Figure 1. Conceptual diagram of contrastive learning: augmented views of the same observation are drawn closer in the learned feature space than other observations.
The InfoNCE loss formalizes this:
\[ \mathcal{L}_{q} = \log \frac{\exp(q^{T}Wk_{+})}{\exp(q^{T}Wk_{+}) + \sum_{i=0}^{K-1}\exp(q^{T}Wk_{i})} \]where \( k_+ \) is the positive key, and others are negatives. This drives the encoder to capture semantic content, ignoring irrelevant variations.
How CURL Works
CURL weaves contrastive learning directly into the RL loop—no separate pre-training phase. Representation learning and policy learning happen together.
Figure 2. CURL couples a query encoder (updated via RL and contrastive losses) with a key encoder (updated via momentum averaging) to jointly train control and representation learning.
Step 1: Sample & Augment
From the replay buffer, CURL samples a batch of past observations. Each observation is augmented twice with a random crop to produce:
- Query \( o_q \)
- Key \( o_k \)
Figure 3. Random crops maintain temporal consistency across stacked frames.
In RL, observations are often stacks of frames. CURL applies identical random crop coordinates across all frames in the stack, preserving the temporal structure.
Step 2: Encode
- Query Encoder \( f_{\theta} \): Encodes \( o_q \) into feature vector \( q \), used by the SAC/Rainbow actor and critic.
- Key Encoder \( f_{\theta_k} \): Encodes \( o_k \) into feature vector \( k \).
Step 3: Momentum Encoder Trick
Borrowed from MoCo, the key encoder’s weights are updated via exponential moving average (EMA):
\[ \theta_k \leftarrow m \theta_k + (1 - m) \theta \]This creates stable key representations, improving contrastive learning.
Step 4: Joint Optimization
The query encoder updates from:
- RL Loss: SAC or Rainbow losses using \( q \).
- Contrastive Loss: InfoNCE computed on \( q \) vs. \( k \) (positive and negatives).
This dual pressure creates features that are semantically rich and control-relevant.
Results
The authors benchmarked CURL on DeepMind Control Suite and Atari100k.
DeepMind Control Suite
Table 1. CURL achieves state-of-the-art results on most benchmark environments at 500k steps.

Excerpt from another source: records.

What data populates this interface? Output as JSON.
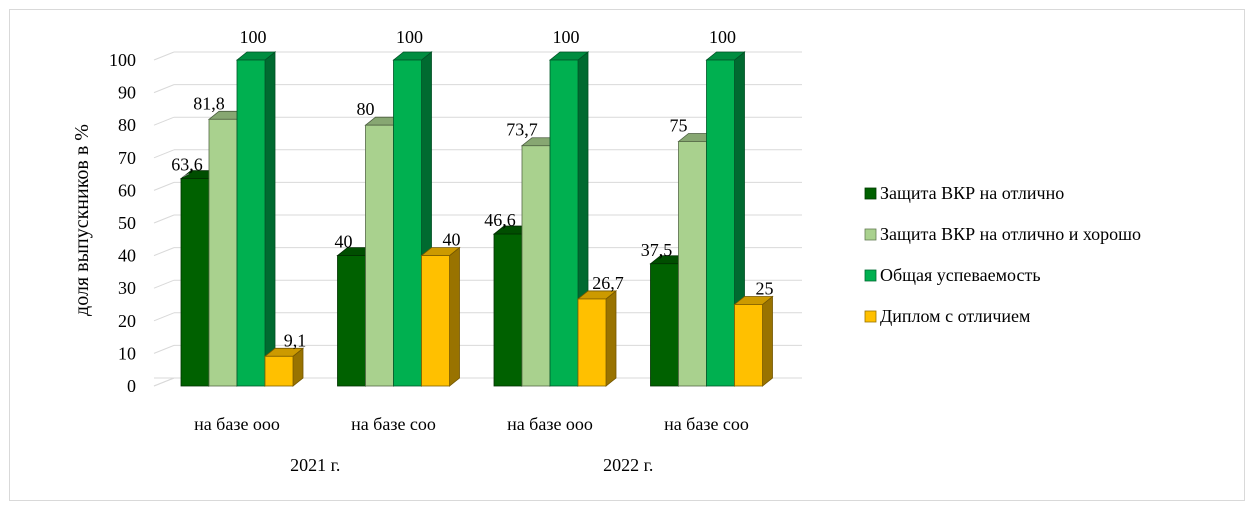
{
  "chart_data": {
    "type": "bar",
    "style": "3d-clustered-column",
    "ylabel": "доля выпускников в %",
    "ylim": [
      0,
      100
    ],
    "yticks": [
      "0",
      "10",
      "20",
      "30",
      "40",
      "50",
      "60",
      "70",
      "80",
      "90",
      "100"
    ],
    "grid": true,
    "legend_position": "right",
    "categories": [
      "на базе ооо",
      "на базе соо",
      "на базе ооо",
      "на базе соо"
    ],
    "groups": [
      {
        "label": "2021 г.",
        "categories": [
          0,
          1
        ]
      },
      {
        "label": "2022 г.",
        "categories": [
          2,
          3
        ]
      }
    ],
    "series": [
      {
        "name": "Защита ВКР на отлично",
        "color": "#006100",
        "values": [
          63.6,
          40,
          46.6,
          37.5
        ],
        "labels": [
          "63,6",
          "40",
          "46,6",
          "37,5"
        ]
      },
      {
        "name": "Защита ВКР на отлично и хорошо",
        "color": "#a9d18e",
        "values": [
          81.8,
          80,
          73.7,
          75
        ],
        "labels": [
          "81,8",
          "80",
          "73,7",
          "75"
        ]
      },
      {
        "name": "Общая успеваемость",
        "color": "#00b050",
        "values": [
          100,
          100,
          100,
          100
        ],
        "labels": [
          "100",
          "100",
          "100",
          "100"
        ]
      },
      {
        "name": "Диплом с отличием",
        "color": "#ffc000",
        "values": [
          9.1,
          40,
          26.7,
          25
        ],
        "labels": [
          "9,1",
          "40",
          "26,7",
          "25"
        ]
      }
    ]
  }
}
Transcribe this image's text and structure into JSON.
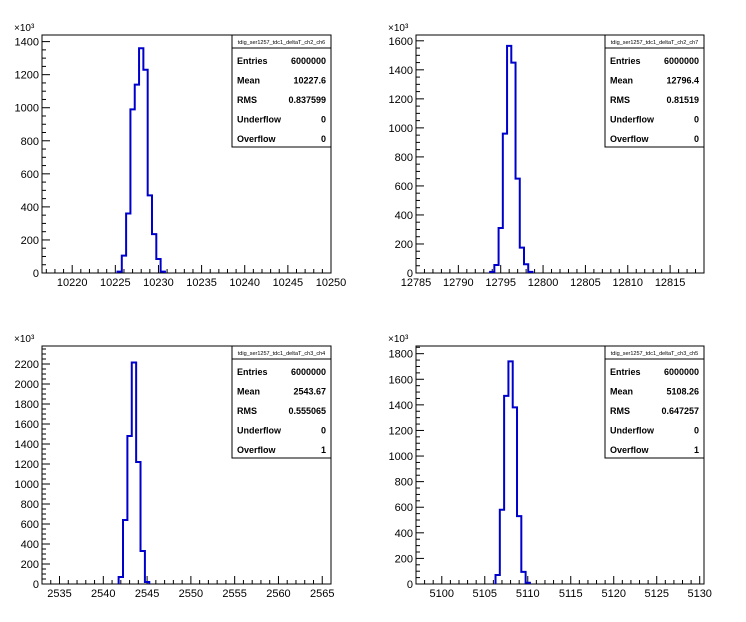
{
  "chart_data": [
    {
      "type": "histogram",
      "stats_title": "tdig_ser1257_tdc1_deltaT_ch2_ch6",
      "stats": [
        {
          "label": "Entries",
          "value": "6000000"
        },
        {
          "label": "Mean",
          "value": "10227.6"
        },
        {
          "label": "RMS",
          "value": "0.837599"
        },
        {
          "label": "Underflow",
          "value": "0"
        },
        {
          "label": "Overflow",
          "value": "0"
        }
      ],
      "y_multiplier": "×10³",
      "xlim": [
        10216.5,
        10250
      ],
      "ylim": [
        0,
        1440
      ],
      "xticks": [
        10220,
        10225,
        10230,
        10235,
        10240,
        10245,
        10250
      ],
      "yticks": [
        0,
        200,
        400,
        600,
        800,
        1000,
        1200,
        1400
      ],
      "bin_width": 0.5,
      "bins": [
        {
          "x": 10225.5,
          "y": 8
        },
        {
          "x": 10226.0,
          "y": 105
        },
        {
          "x": 10226.5,
          "y": 360
        },
        {
          "x": 10227.0,
          "y": 990
        },
        {
          "x": 10227.5,
          "y": 1140
        },
        {
          "x": 10228.0,
          "y": 1360
        },
        {
          "x": 10228.5,
          "y": 1230
        },
        {
          "x": 10229.0,
          "y": 470
        },
        {
          "x": 10229.5,
          "y": 235
        },
        {
          "x": 10230.0,
          "y": 85
        },
        {
          "x": 10230.5,
          "y": 8
        }
      ]
    },
    {
      "type": "histogram",
      "stats_title": "tdig_ser1257_tdc1_deltaT_ch2_ch7",
      "stats": [
        {
          "label": "Entries",
          "value": "6000000"
        },
        {
          "label": "Mean",
          "value": "12796.4"
        },
        {
          "label": "RMS",
          "value": "0.81519"
        },
        {
          "label": "Underflow",
          "value": "0"
        },
        {
          "label": "Overflow",
          "value": "0"
        }
      ],
      "y_multiplier": "×10³",
      "xlim": [
        12785,
        12819
      ],
      "ylim": [
        0,
        1640
      ],
      "xticks": [
        12785,
        12790,
        12795,
        12800,
        12805,
        12810,
        12815
      ],
      "yticks": [
        0,
        200,
        400,
        600,
        800,
        1000,
        1200,
        1400,
        1600
      ],
      "bin_width": 0.5,
      "bins": [
        {
          "x": 12794.0,
          "y": 8
        },
        {
          "x": 12794.5,
          "y": 55
        },
        {
          "x": 12795.0,
          "y": 310
        },
        {
          "x": 12795.5,
          "y": 960
        },
        {
          "x": 12796.0,
          "y": 1565
        },
        {
          "x": 12796.5,
          "y": 1450
        },
        {
          "x": 12797.0,
          "y": 650
        },
        {
          "x": 12797.5,
          "y": 175
        },
        {
          "x": 12798.0,
          "y": 60
        },
        {
          "x": 12798.5,
          "y": 8
        }
      ]
    },
    {
      "type": "histogram",
      "stats_title": "tdig_ser1257_tdc1_deltaT_ch3_ch4",
      "stats": [
        {
          "label": "Entries",
          "value": "6000000"
        },
        {
          "label": "Mean",
          "value": "2543.67"
        },
        {
          "label": "RMS",
          "value": "0.555065"
        },
        {
          "label": "Underflow",
          "value": "0"
        },
        {
          "label": "Overflow",
          "value": "1"
        }
      ],
      "y_multiplier": "×10³",
      "xlim": [
        2533,
        2566
      ],
      "ylim": [
        0,
        2380
      ],
      "xticks": [
        2535,
        2540,
        2545,
        2550,
        2555,
        2560,
        2565
      ],
      "yticks": [
        0,
        200,
        400,
        600,
        800,
        1000,
        1200,
        1400,
        1600,
        1800,
        2000,
        2200
      ],
      "bin_width": 0.5,
      "bins": [
        {
          "x": 2542.0,
          "y": 70
        },
        {
          "x": 2542.5,
          "y": 640
        },
        {
          "x": 2543.0,
          "y": 1480
        },
        {
          "x": 2543.5,
          "y": 2215
        },
        {
          "x": 2544.0,
          "y": 1220
        },
        {
          "x": 2544.5,
          "y": 330
        },
        {
          "x": 2545.0,
          "y": 20
        }
      ]
    },
    {
      "type": "histogram",
      "stats_title": "tdig_ser1257_tdc1_deltaT_ch3_ch5",
      "stats": [
        {
          "label": "Entries",
          "value": "6000000"
        },
        {
          "label": "Mean",
          "value": "5108.26"
        },
        {
          "label": "RMS",
          "value": "0.647257"
        },
        {
          "label": "Underflow",
          "value": "0"
        },
        {
          "label": "Overflow",
          "value": "1"
        }
      ],
      "y_multiplier": "×10³",
      "xlim": [
        5097,
        5130.5
      ],
      "ylim": [
        0,
        1860
      ],
      "xticks": [
        5100,
        5105,
        5110,
        5115,
        5120,
        5125,
        5130
      ],
      "yticks": [
        0,
        200,
        400,
        600,
        800,
        1000,
        1200,
        1400,
        1600,
        1800
      ],
      "bin_width": 0.5,
      "bins": [
        {
          "x": 5106.5,
          "y": 70
        },
        {
          "x": 5107.0,
          "y": 580
        },
        {
          "x": 5107.5,
          "y": 1470
        },
        {
          "x": 5108.0,
          "y": 1740
        },
        {
          "x": 5108.5,
          "y": 1380
        },
        {
          "x": 5109.0,
          "y": 530
        },
        {
          "x": 5109.5,
          "y": 95
        },
        {
          "x": 5110.0,
          "y": 10
        }
      ]
    }
  ],
  "colors": {
    "histogram_line": "#0000cc",
    "axes": "#000000",
    "background": "#ffffff"
  }
}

Figure 4. CURL outperforms prior pixel-based RL algorithms at 100k and matches State SAC median score at 500k.
Figure 6. Dreamer requires 4.5× more steps than CURL to match its 100k performance.

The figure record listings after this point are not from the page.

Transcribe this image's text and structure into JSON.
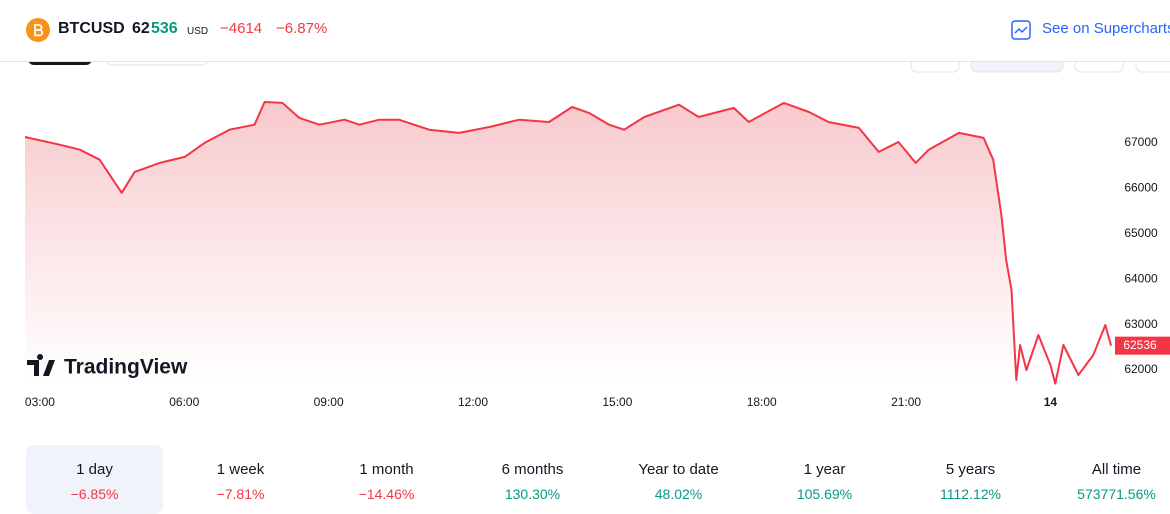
{
  "header": {
    "symbol": "BTCUSD",
    "price_main": "62",
    "price_changed_digits": "536",
    "currency": "USD",
    "change": "−4614",
    "change_percent": "−6.87%",
    "link": "See on Supercharts"
  },
  "chart_data": {
    "type": "line",
    "color": "#f23645",
    "watermark": "TradingView",
    "x": [
      2.69,
      3.41,
      3.83,
      4.24,
      4.7,
      4.97,
      5.49,
      6.01,
      6.42,
      6.94,
      7.46,
      7.67,
      8.04,
      8.39,
      8.81,
      9.33,
      9.64,
      10.05,
      10.46,
      11.09,
      11.71,
      12.34,
      12.96,
      13.58,
      14.06,
      14.41,
      14.83,
      15.14,
      15.56,
      16.28,
      16.69,
      17.42,
      17.73,
      18.46,
      18.98,
      19.39,
      20.02,
      20.43,
      20.84,
      21.2,
      21.47,
      22.1,
      22.61,
      22.81,
      22.98,
      23.08,
      23.19,
      23.29,
      23.37,
      23.5,
      23.75,
      24.0,
      24.1,
      24.27,
      24.58,
      24.89,
      25.14,
      25.26
    ],
    "values": [
      67130,
      66960,
      66850,
      66630,
      65900,
      66360,
      66560,
      66690,
      67000,
      67290,
      67400,
      67900,
      67880,
      67550,
      67400,
      67510,
      67400,
      67510,
      67510,
      67290,
      67220,
      67350,
      67510,
      67460,
      67790,
      67660,
      67400,
      67290,
      67570,
      67840,
      67570,
      67770,
      67460,
      67880,
      67680,
      67460,
      67330,
      66800,
      67020,
      66560,
      66850,
      67220,
      67110,
      66630,
      65410,
      64420,
      63760,
      61780,
      62550,
      62000,
      62770,
      62110,
      61700,
      62550,
      61890,
      62330,
      62990,
      62536
    ],
    "last_price": 62536,
    "xlim": [
      2.69,
      25.3
    ],
    "ylim": [
      61670,
      68780
    ],
    "xticks": [
      {
        "value": 3,
        "label": "03:00"
      },
      {
        "value": 6,
        "label": "06:00"
      },
      {
        "value": 9,
        "label": "09:00"
      },
      {
        "value": 12,
        "label": "12:00"
      },
      {
        "value": 15,
        "label": "15:00"
      },
      {
        "value": 18,
        "label": "18:00"
      },
      {
        "value": 21,
        "label": "21:00"
      },
      {
        "value": 24,
        "label": "14"
      }
    ],
    "yticks": [
      62000,
      63000,
      64000,
      65000,
      66000,
      67000
    ]
  },
  "periods": [
    {
      "label": "1 day",
      "change": "−6.85%",
      "color": "#f23645"
    },
    {
      "label": "1 week",
      "change": "−7.81%",
      "color": "#f23645"
    },
    {
      "label": "1 month",
      "change": "−14.46%",
      "color": "#f23645"
    },
    {
      "label": "6 months",
      "change": "130.30%",
      "color": "#089981"
    },
    {
      "label": "Year to date",
      "change": "48.02%",
      "color": "#089981"
    },
    {
      "label": "1 year",
      "change": "105.69%",
      "color": "#089981"
    },
    {
      "label": "5 years",
      "change": "1112.12%",
      "color": "#089981"
    },
    {
      "label": "All time",
      "change": "573771.56%",
      "color": "#089981"
    }
  ]
}
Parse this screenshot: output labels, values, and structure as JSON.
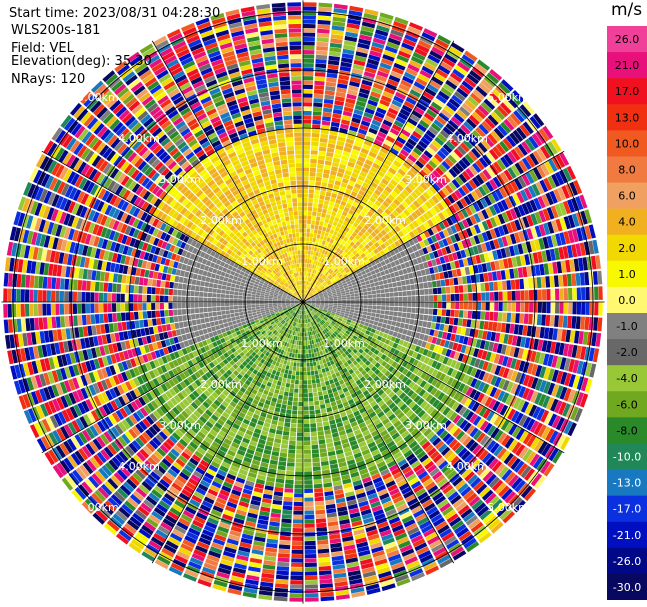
{
  "info": {
    "start_time": "Start time: 2023/08/31 04:28:30",
    "instrument": "WLS200s-181",
    "field": "Field: VEL",
    "elevation": "Elevation(deg): 35.30",
    "nrays": "NRays: 120"
  },
  "colorbar": {
    "title": "m/s",
    "ticks": [
      "26.0",
      "21.0",
      "17.0",
      "13.0",
      "10.0",
      "8.0",
      "6.0",
      "4.0",
      "2.0",
      "1.0",
      "0.0",
      "-1.0",
      "-2.0",
      "-4.0",
      "-6.0",
      "-8.0",
      "-10.0",
      "-13.0",
      "-17.0",
      "-21.0",
      "-26.0",
      "-30.0"
    ],
    "colors": [
      "#f0409a",
      "#e8107a",
      "#f01020",
      "#f03010",
      "#f05a20",
      "#f07a40",
      "#f0a060",
      "#f0b020",
      "#f0d800",
      "#f8f800",
      "#fff870",
      "#808080",
      "#686868",
      "#98c838",
      "#70a820",
      "#2a8a2a",
      "#208858",
      "#1878c0",
      "#0a30e0",
      "#0010c0",
      "#000888",
      "#080860"
    ]
  },
  "chart_data": {
    "type": "heatmap",
    "projection": "polar PPI (plan position indicator)",
    "range_rings_km": [
      1.0,
      2.0,
      3.0,
      4.0,
      5.0
    ],
    "ring_label_text": [
      "1.00km",
      "2.00km",
      "3.00km",
      "4.00km",
      "5.00km"
    ],
    "spokes_deg": [
      0,
      30,
      60,
      90,
      120,
      150,
      180,
      210,
      240,
      270,
      300,
      330
    ],
    "max_range_km": 5.2,
    "nrays": 120,
    "units": "m/s",
    "vmin": -30.0,
    "vmax": 26.0,
    "description_regions": [
      {
        "sector": "north (azimuth 300-60 deg)",
        "range_km": [
          0,
          3.0
        ],
        "value_range": [
          1.0,
          6.0
        ]
      },
      {
        "sector": "west and east (azimuth 60-110, 250-300 deg)",
        "range_km": [
          0,
          2.2
        ],
        "value_range": [
          -1.0,
          0.0
        ]
      },
      {
        "sector": "south (azimuth 110-250 deg)",
        "range_km": [
          0,
          3.2
        ],
        "value_range": [
          -8.0,
          -2.0
        ]
      },
      {
        "sector": "all",
        "range_km": [
          3.0,
          5.2
        ],
        "value_range": [
          -30.0,
          26.0
        ],
        "note": "noise"
      }
    ]
  }
}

Figure 7. CURL nearly matches State SAC performance across many DMControl environments—closing the state–pixels gap.
Atari100k
Table 2. CURL improves Efficient Rainbow on 19/26 games, surpassing human-level scores on JamesBond and Krull.
Ablation Insights
CURL’s design choices were key to its success:
Momentum Encoder & Bilinear Similarity: Swapping them for a normal encoder or cosine similarity hurt performance.

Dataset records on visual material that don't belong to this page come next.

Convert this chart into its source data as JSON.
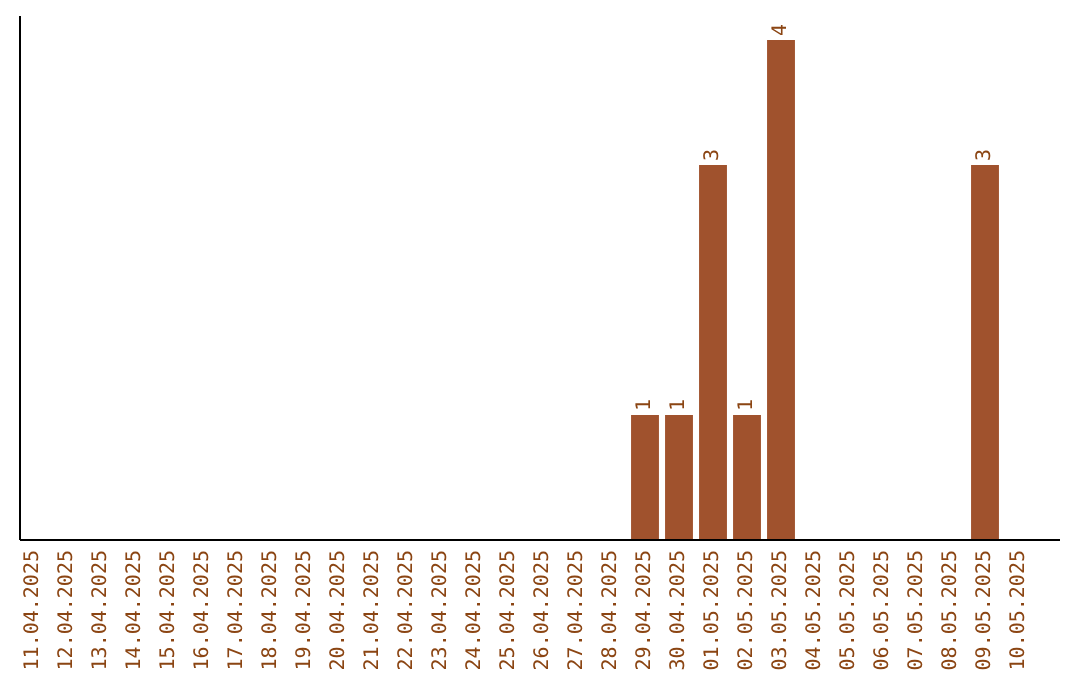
{
  "chart_data": {
    "type": "bar",
    "color": "#a0522d",
    "categories": [
      "11.04.2025",
      "12.04.2025",
      "13.04.2025",
      "14.04.2025",
      "15.04.2025",
      "16.04.2025",
      "17.04.2025",
      "18.04.2025",
      "19.04.2025",
      "20.04.2025",
      "21.04.2025",
      "22.04.2025",
      "23.04.2025",
      "24.04.2025",
      "25.04.2025",
      "26.04.2025",
      "27.04.2025",
      "28.04.2025",
      "29.04.2025",
      "30.04.2025",
      "01.05.2025",
      "02.05.2025",
      "03.05.2025",
      "04.05.2025",
      "05.05.2025",
      "06.05.2025",
      "07.05.2025",
      "08.05.2025",
      "09.05.2025",
      "10.05.2025"
    ],
    "values": [
      null,
      null,
      null,
      null,
      null,
      null,
      null,
      null,
      null,
      null,
      null,
      null,
      null,
      null,
      null,
      null,
      null,
      null,
      1,
      1,
      3,
      1,
      4,
      null,
      null,
      null,
      null,
      null,
      3,
      null
    ],
    "value_labels": [
      null,
      null,
      null,
      null,
      null,
      null,
      null,
      null,
      null,
      null,
      null,
      null,
      null,
      null,
      null,
      null,
      null,
      null,
      "1",
      "1",
      "3",
      "1",
      "4",
      null,
      null,
      null,
      null,
      null,
      "3",
      null
    ],
    "tick_labels": "x"
  }
}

Figure 5. EMA and bilinear similarity yield superior and more stable learning.
Temporal Dynamics: Contrasting frame stacks (red) beats single frames (green) on tasks where motion matters.
Figure 8. Temporal information is vital for coordination-intensive tasks.
Reward-Agnostic Representations: Detaching the encoder from RL loss still produces near-optimal policies.
Figure 9. Contrastive-only training of the encoder yields general-purpose features useful for control.
State Prediction Gap: Tasks with high error in predicting true state from pixels (e.g., humanoid-run) are exactly where CURL lags most compared to state-based SAC.
Figure 11. Predictability of state from pixels correlates with CURL’s relative performance.
Conclusion
CURL delivers a simple yet powerful recipe for overcoming sample inefficiency in pixel-based RL:
- Minimal Complexity, Maximum Gain: Just add a contrastive objective with data augmentation to a strong RL baseline.
- Robust Representation Learning: Instance discrimination shapes an encoder that understands visual semantics.
- Closing the Gap: Achieves near-oracle performance from pixels—closing in on state-based baselines.
This work sets a new standard for sample-efficient RL from pixels and has inspired a wave of research into data augmentation and self-supervision in RL. By shrinking learning times from weeks to hours, CURL is a leap forward in making high-performance RL agents practical in the real world.